Doctors Need Freedom

What’s up with The Denver Post? At least in the Sunday edition of the paper that appeared on Saturday — I haven’t yet seen the paper as printed for Sunday — the paper published another front page editorial. (It also published a front page editorial in favor of Referendum C.) I don’t mean an editorial masquerading as a news story; I mean an editorial labeled as such, on the front page. A disclaimer appeared at the bottom: “The Denver Post’s editorial board operates independently of the paper’s news coverage.” But who approved a front-page editorial? Wasn’t it the same guy who manages the “paper’s news coverage?” So the front page editorial is odd, but, hey, it’s The Denver Post.

After calling Governor Bill Ritter “Jimmy Hoffa” for giving unions of state employees more power, the Post laments that Ritter’s move might alienate “business”. (Not particular businesses, just “business.”) The Post fears:

Without business in his corner, we fear Ritter won’t be able to effectively shepherd a comprehensive health care solution through the statehouse. And any plans he may have for a new revenue stream for higher education are dangling by a thread, too.

Perhaps more importantly, we’re concerned he’s lost whatever business support he had to reform Colorado’s budget process. … Ritter will be rudderless if he tries to convince voters to approve an extension of Referendum C.

So the Post (or at least its independently operated editorial board) is worried that, if Ritter favors unions too much, he won’t be able to spend more tax dollars and impose new government controls on medicine. Wow. That’s definitely worthy of the front page of The Denver Post. (I do agree that Ritter’s favoritism toward unions was bad.)

For now, though, I want only to reflect on the Post’s call for “a comprehensive health care solution.” What does that mean? It means that state legislators would spend more of other people’s money in order to expand the political control of medicine. Leading plans call for an expansion of health welfare and for health-insurance mandates. Who will decide how these welfare dollars are spent? Who will decide what the mandated insurance must cover? Some combination of politicians and bureaucrats, no doubt with plenty of input from special interests.

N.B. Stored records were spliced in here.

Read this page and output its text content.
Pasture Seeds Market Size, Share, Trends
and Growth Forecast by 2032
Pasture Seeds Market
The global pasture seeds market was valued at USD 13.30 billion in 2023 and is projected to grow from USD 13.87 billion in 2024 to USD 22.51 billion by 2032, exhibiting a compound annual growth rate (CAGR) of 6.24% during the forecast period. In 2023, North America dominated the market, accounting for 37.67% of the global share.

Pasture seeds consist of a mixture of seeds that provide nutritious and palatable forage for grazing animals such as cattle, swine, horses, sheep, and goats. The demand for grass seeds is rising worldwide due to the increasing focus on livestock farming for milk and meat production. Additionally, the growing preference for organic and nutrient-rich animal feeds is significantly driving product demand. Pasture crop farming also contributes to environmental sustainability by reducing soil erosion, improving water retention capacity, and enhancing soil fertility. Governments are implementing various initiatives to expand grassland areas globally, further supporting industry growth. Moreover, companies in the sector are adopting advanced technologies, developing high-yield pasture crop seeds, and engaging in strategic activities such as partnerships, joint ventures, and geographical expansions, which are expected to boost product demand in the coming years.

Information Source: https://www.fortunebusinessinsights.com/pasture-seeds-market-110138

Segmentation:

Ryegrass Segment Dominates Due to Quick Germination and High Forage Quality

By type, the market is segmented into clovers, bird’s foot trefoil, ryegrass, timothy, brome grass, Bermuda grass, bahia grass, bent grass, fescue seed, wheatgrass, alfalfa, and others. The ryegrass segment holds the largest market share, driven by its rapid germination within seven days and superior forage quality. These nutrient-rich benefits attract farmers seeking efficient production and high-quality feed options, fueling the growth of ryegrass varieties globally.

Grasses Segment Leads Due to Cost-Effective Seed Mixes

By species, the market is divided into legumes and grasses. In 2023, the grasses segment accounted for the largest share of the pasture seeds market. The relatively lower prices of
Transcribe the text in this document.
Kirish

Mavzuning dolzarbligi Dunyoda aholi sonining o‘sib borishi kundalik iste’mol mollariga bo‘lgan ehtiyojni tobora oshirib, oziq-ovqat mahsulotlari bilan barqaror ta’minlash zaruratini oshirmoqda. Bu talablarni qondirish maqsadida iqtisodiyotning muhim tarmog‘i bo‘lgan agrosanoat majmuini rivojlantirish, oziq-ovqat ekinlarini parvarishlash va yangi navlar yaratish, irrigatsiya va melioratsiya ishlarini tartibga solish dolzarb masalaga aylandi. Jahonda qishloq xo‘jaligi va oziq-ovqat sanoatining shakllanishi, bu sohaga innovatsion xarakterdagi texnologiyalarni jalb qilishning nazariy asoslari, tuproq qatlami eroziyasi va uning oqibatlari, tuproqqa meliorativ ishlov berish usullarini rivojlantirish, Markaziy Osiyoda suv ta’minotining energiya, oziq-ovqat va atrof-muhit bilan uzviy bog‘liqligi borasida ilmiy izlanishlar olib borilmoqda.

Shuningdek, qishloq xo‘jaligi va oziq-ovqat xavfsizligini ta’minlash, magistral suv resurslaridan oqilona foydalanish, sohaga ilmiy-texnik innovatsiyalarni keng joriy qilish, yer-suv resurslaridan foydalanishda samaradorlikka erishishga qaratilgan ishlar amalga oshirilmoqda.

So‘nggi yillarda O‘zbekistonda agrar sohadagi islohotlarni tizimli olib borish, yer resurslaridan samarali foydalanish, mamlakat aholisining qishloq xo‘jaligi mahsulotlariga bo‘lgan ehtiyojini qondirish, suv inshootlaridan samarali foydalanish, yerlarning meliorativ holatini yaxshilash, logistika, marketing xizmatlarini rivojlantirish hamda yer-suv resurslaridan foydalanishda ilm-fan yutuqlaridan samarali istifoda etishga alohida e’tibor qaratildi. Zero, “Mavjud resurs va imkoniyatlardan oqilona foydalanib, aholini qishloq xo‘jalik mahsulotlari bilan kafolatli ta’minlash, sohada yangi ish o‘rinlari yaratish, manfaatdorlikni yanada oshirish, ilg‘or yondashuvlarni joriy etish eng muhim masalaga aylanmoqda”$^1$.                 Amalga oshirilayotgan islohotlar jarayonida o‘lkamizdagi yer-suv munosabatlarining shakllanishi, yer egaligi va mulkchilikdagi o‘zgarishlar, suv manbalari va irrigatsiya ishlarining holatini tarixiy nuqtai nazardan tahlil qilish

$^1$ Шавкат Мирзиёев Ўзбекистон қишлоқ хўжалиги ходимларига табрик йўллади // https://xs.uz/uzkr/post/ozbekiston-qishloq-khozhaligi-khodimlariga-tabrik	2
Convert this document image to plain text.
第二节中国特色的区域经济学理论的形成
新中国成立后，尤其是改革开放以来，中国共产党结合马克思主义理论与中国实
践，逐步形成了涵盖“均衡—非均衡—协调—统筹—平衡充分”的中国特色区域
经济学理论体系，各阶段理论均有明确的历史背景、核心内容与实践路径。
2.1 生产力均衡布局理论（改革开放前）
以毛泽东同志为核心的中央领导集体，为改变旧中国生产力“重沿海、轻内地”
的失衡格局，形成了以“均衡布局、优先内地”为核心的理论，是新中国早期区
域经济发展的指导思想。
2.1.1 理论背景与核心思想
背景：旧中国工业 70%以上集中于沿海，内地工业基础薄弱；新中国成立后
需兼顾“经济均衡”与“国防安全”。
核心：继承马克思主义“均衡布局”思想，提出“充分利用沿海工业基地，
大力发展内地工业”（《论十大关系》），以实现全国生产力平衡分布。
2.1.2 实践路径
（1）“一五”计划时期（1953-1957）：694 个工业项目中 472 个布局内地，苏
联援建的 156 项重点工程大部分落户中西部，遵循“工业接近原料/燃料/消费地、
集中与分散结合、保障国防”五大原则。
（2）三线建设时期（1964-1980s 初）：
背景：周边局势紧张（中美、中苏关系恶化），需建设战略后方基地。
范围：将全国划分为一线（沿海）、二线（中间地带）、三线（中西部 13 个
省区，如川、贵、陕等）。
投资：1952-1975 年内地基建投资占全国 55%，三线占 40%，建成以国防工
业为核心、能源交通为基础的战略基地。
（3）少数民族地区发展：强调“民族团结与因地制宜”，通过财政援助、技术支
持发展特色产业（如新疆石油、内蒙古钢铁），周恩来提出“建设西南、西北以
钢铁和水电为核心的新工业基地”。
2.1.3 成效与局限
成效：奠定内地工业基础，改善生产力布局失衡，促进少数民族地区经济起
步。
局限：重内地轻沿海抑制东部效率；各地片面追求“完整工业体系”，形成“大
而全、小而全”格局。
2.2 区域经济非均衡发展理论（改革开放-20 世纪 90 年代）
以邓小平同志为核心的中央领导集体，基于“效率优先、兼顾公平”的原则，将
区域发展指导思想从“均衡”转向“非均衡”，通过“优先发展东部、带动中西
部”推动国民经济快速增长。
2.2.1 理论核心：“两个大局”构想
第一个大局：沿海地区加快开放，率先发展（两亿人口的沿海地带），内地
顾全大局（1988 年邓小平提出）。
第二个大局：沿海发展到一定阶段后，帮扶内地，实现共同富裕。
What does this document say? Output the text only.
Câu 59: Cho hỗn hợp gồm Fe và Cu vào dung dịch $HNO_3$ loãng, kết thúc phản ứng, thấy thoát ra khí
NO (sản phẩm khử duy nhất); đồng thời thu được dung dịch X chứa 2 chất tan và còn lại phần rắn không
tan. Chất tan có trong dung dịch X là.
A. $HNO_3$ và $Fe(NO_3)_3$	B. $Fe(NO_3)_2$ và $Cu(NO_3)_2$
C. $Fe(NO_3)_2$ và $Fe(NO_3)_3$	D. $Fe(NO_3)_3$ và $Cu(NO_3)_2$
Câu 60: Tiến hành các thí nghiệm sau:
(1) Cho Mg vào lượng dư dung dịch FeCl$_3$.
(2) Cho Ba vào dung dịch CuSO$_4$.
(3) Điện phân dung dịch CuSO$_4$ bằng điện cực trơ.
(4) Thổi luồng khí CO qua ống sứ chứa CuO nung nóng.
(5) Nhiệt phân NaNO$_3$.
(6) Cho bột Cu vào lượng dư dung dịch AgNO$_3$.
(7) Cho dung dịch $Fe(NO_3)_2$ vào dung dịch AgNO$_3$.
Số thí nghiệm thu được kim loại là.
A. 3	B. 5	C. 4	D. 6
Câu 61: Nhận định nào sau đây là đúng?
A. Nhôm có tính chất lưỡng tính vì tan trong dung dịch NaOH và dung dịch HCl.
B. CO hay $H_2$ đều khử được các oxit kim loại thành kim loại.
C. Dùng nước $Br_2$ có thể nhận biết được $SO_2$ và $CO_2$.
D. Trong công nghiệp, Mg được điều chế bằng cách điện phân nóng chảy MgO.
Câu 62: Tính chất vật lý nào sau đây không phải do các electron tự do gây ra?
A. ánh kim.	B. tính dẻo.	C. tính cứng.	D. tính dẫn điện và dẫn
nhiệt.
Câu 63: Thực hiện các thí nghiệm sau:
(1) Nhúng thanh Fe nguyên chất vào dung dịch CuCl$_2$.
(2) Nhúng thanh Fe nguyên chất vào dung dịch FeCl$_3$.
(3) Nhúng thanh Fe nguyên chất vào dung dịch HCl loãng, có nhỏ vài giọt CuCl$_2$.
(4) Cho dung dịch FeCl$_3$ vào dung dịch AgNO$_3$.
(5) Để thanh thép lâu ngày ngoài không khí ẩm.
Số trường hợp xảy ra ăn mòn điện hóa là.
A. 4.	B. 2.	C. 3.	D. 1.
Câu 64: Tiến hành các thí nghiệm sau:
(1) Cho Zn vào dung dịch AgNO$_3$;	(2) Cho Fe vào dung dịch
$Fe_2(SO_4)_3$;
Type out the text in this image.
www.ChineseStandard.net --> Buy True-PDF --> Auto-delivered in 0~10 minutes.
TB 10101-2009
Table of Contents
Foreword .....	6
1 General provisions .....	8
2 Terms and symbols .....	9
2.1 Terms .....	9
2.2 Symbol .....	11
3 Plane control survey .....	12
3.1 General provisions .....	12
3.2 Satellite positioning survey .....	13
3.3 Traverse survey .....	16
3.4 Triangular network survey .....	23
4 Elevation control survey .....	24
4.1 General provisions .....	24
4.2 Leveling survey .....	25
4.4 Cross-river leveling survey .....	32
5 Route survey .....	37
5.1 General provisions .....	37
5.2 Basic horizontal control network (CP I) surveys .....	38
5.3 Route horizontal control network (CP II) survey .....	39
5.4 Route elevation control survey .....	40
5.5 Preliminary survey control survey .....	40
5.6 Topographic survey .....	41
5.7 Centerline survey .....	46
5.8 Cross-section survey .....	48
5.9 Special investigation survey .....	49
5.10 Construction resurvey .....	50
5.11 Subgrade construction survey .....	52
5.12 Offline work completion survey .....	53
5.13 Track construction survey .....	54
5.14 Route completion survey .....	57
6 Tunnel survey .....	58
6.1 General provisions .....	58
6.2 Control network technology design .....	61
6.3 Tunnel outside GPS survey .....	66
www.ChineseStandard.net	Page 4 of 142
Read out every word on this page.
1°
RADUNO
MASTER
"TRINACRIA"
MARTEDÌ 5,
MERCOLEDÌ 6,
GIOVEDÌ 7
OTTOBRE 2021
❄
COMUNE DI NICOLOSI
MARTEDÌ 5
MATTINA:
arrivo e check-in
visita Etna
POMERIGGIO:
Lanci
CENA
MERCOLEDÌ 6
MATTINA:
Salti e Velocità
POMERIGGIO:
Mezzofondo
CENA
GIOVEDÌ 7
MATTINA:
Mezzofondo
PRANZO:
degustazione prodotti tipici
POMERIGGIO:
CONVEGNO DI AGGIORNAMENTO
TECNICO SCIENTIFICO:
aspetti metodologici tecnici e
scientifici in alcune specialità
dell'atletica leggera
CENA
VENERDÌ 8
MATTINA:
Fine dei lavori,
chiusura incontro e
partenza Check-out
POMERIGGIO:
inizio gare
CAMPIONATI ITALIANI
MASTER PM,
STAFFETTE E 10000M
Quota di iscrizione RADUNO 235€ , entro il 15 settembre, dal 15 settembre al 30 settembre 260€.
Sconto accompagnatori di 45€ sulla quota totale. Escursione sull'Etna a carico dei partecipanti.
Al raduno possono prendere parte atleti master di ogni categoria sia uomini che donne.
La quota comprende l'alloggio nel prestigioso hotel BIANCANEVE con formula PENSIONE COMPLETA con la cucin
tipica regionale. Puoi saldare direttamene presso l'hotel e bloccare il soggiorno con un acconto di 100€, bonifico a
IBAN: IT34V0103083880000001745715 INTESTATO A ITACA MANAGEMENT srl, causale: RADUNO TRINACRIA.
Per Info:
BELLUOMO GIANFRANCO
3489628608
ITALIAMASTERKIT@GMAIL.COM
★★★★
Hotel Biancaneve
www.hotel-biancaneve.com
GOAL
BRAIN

“A comprehensive health care solution” would further erode the ability of patients and doctors to associate voluntarily. It would further replace the judgment of doctors with the whims of politicians and bureaucrats. It would expand the political controls that have created current problems in American medicine.

A recent release from the Ayn Rand Institute makes clear the fundamental importance of restoring liberty in medicine. The release quotes a doctor from Atlas Shrugged:

Do you know what it takes to perform a brain operation? Do you know the kind of skill it demands, and the years of passionate, merciless, excruciating devotion that go to acquire that skill? That was what I would not place at the disposal of men whose sole qualification to rule me was their capacity to spout the fraudulent generalities that got them elected to the privilege of enforcing their wishes at the point of a gun. I would not let them dictate the purpose for which my years of study had been spent, or the conditions of my work, or my choice of patients, or the amount of my reward. I observed that in all the discussions that preceded the enslavement of medicine, men discussed everything — except the desires of the doctors. Men considered only the “welfare” of the patients, with no thought for those who were to provide it. That a doctor should have any right, desire or choice in the matter, was regarded as irrelevant selfishness; his is not to choose, they said, only “to serve.” … I have often wondered at the smugness with which people assert their right to enslave me, to control my work, to force my will, to violate my conscience, to stifle my mind — yet what is it that they expect to depend on, when they lie on an operating table under my hands?